Les André, le destin hors du commun d’une famille d’immigrés français en Italie

Immigrés en Italie, les André, une famille de commerçants protestants qui fuient les persécutions en France, s’implantent à Gênes où ils vont concevoir, des décennies plus tard, le mythique « blue jean » aujourd’hui connu aux quatre coins du globe. Simon Clavière-Schiele et Louis Nagot1Ancien élève de l’ENS-Ulm (Lettres 2011), agrégé de lettres classiques, Louis Nagot est lecteur d’échange et enseignant à l’université de Gênes. Également chargé de coopération scientifique et universitaire auprès de l’Institut français en Italie de Rome, il est responsable du carnet d’hypothèses EFMR (Études francophones et franco-italiennes mises en réseau). reviennent sur leur destin atypique2Cet article a été réalisé, sous la coordination des auteurs, avec la participation des étudiantes et étudiants de Master 1 Langues et littératures modernes de l’université de Gênes, dans le cadre du cours de Louis Nagot « Initiation à la recherche documentaire ». Certaines de leurs contributions sont citées en tant que telles. Les auteurs les remercient pour leur participation, et les en félicitent..

L’émigration de populations françaises demeure aujourd’hui un pan de l’histoire peu connu dans notre pays. Pourtant, la première vague massive de migrations de l’époque moderne en Europe est bel et bien partie de France. À la fin du XVIIe siècle, plus de 200 000 protestants ont en effet quitté le territoire pour fuir les persécutions dont ils étaient victimes. Pour la plupart, ils partirent après la révocation de l’Édit de Nantes en 1685 ; d’autres, comme la famille André, anticipèrent ce mouvement en émigrant dès 1677. Le parcours de cette famille d’artisans teinturiers huguenots nîmois originaires du Vivarais est à la fois comparable, par bien des aspects, à ceux de leurs coreligionnaires mais il revêt également des singularités étonnantes.

La première est sans nul doute le choix de la destination. Là où bien des familles optent pour une destination favorable au protestantisme – la Suisse, en particulier Genève, les Provinces-unies, l’Angleterre et le Nouveau-Monde anglais –, les André vont s’installer en terre catholique, la République de Gênes étant alors connue pour la ferveur de ses habitants et la puissance de ses congrégations religieuses. Dans le port italien, la présence des André va se révéler riche en rebondissements et les conduire, pour s’adapter à leur nouvel environnement, à innover, inventer et même à se réinventer, tant d’un point de vue personnel que professionnel. Une histoire de résilience et de transformation qui devait les conduire, au cœur de la « Superbe République », à concevoir le vêtement aujourd’hui le plus porté au monde, le bleu de Gênes, ou blue jeans.

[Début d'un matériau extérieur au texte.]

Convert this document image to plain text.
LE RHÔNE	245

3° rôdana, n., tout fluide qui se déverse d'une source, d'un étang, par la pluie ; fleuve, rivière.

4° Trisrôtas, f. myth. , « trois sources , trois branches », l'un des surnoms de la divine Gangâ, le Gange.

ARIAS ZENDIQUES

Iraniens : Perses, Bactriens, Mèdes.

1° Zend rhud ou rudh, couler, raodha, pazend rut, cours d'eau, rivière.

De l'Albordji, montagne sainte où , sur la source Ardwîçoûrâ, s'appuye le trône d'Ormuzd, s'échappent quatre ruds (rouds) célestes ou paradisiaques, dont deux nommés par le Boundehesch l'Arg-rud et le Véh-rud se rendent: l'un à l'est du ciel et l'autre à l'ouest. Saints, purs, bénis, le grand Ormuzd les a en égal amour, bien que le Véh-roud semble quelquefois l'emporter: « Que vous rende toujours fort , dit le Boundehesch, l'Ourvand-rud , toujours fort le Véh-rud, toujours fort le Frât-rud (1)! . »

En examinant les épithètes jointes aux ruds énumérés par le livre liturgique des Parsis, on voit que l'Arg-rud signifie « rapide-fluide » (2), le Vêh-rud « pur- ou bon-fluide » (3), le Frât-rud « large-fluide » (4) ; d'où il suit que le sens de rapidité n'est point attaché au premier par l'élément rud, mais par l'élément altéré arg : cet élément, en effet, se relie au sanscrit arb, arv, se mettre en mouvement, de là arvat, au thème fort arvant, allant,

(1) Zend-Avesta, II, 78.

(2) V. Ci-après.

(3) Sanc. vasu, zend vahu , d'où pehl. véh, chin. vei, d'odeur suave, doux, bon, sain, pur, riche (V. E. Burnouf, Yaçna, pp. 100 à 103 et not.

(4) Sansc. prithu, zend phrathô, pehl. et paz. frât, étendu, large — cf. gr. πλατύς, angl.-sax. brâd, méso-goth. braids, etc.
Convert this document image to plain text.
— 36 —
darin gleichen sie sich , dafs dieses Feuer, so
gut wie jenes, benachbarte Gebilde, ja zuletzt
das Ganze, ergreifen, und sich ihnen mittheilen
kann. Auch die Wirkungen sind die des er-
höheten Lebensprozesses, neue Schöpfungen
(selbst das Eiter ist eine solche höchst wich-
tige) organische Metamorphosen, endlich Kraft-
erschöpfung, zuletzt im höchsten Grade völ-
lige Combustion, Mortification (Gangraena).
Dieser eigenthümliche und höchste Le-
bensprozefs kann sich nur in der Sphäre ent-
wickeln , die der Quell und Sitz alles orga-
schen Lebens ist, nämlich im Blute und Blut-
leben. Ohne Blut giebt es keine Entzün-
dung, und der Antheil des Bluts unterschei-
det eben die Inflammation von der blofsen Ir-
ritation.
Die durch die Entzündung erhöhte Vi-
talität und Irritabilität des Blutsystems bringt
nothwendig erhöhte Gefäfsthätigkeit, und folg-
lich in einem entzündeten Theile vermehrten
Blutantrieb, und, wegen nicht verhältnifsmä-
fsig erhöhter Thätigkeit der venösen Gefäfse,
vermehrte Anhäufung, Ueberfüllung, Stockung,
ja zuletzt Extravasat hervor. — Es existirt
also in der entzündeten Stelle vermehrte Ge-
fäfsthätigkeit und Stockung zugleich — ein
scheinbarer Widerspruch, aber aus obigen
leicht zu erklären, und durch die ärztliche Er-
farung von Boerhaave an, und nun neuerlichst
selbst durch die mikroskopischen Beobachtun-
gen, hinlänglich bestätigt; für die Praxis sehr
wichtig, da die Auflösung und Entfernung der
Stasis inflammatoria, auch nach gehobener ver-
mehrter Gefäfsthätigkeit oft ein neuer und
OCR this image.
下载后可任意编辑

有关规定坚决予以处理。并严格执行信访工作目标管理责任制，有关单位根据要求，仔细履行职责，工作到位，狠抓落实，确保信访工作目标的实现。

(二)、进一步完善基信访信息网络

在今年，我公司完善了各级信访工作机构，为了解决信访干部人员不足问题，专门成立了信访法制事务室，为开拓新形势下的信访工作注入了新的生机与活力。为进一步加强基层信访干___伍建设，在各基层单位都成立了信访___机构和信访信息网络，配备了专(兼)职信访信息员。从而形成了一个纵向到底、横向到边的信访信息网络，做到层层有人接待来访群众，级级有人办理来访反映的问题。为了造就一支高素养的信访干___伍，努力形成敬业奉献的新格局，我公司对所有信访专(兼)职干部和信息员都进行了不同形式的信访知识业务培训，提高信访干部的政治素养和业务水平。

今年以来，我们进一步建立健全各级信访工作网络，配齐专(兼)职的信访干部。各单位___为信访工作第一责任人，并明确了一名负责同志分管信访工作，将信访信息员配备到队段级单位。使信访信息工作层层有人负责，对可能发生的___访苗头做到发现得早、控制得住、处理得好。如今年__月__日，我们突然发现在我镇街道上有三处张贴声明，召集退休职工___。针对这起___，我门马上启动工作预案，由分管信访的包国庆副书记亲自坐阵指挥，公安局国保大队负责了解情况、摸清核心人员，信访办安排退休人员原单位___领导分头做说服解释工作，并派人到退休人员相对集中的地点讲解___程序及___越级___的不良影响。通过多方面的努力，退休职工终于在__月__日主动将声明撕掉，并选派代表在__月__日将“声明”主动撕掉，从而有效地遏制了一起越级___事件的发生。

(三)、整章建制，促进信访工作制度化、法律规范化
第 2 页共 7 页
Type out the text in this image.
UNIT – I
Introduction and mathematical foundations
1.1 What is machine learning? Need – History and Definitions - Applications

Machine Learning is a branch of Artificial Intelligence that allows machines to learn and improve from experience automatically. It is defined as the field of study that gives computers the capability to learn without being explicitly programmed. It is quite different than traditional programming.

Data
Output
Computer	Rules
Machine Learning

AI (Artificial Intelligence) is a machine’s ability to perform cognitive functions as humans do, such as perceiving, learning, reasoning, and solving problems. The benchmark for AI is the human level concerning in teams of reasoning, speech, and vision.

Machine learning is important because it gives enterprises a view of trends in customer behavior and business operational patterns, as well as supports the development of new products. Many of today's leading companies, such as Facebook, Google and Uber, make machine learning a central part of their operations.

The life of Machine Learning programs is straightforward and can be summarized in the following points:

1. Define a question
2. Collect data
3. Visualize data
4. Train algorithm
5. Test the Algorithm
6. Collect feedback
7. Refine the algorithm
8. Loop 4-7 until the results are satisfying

Des protestants en terre catholique : arriver et s’établir… et accueillir les suivants

Depuis le XIe siècle, la République de Gênes est dirigée par des doges élus au sein de quelques familles issues d’une oligarchie financière composée de marchands et de banquiers de foi catholique. Le protestantisme y est mal vu et considéré comme une menace pour cette religion, même s’il ne représentait qu’environ 1% de la population à cette époque. En 1561, la République avait édicté une loi interdisant la pratique de toute autre religion que le catholicisme, renforcée en 1579 par l’obligation aux citoyens de prêter serment de fidélité à la religion catholique. En 1655, la République de Gênes avait même mené une campagne militaire contre les Vaudois dans les Alpes qui refusaient de se convertir. Cela avait entraîné un massacre et l’expulsion de milliers de Vaudois. Des marchands et des marins protestants étaient également présents à Gênes pour commercer, mais leur pratique religieuse en public n’était pas autorisée. Ces protestants faisaient souvent l’objet d’une surveillance étroite et risquaient d’être persécutés s’ils étaient découverts en train de pratiquer leur culte. Ce n’est qu’après la Révolution française et la prise de pouvoir des républicains à Gênes (1794) que la République – qui n’a plus alors plus aucun rapport avec la République historique de Gênes mais se calque sur le modèle jacobin – a finalement accepté la religion protestante. En 1797, un décret a été promulgué pour reconnaître la liberté de culte pour toutes les religions, y compris le protestantisme.

Si ce choix des André, en 1677, n’est pas purement sécuritaire, c’est qu’il correspond très certainement à une autre stratégie. Et de fait, pour cette famille d’habiles commerçants, l’essentiel semble avoir été de choisir une destination où un futur commercial se dessinait. Gênes est, à cet égard, la plus grande plaque tournante commerciale qu’il leur est possible de rejoindre hors du territoire français depuis Nîmes. Au XVIIe siècle, Gênes était une ville majeure du commerce maritime européen grâce à sa situation stratégique sur la Méditerranée, qui en faisait l’un des ports les plus importants d’Europe. Carrefour commercial, elle est au centre des échanges entre la France, l’Espagne, toute l’Afrique du Nord (Algérie, Tunisie, Égypte actuelles), ainsi que la Turquie. Elle se situe également sur la route reliant l’Europe à l’Asie, offrant des opportunités avec l’Inde, la Chine et le Japon. La ville disposait d’une flotte commerciale importante et organisée, qui lui permettait de contrôler une grande partie du commerce maritime en Méditerranée. Gênes était également un centre financier important avec de nombreuses banques et sociétés de commerce qui avaient des liens commerciaux avec des villes telles que Venise, Amsterdam, Londres et Lisbonne. Tout un éventail de possibilités pour cette famille d’entrepreneurs.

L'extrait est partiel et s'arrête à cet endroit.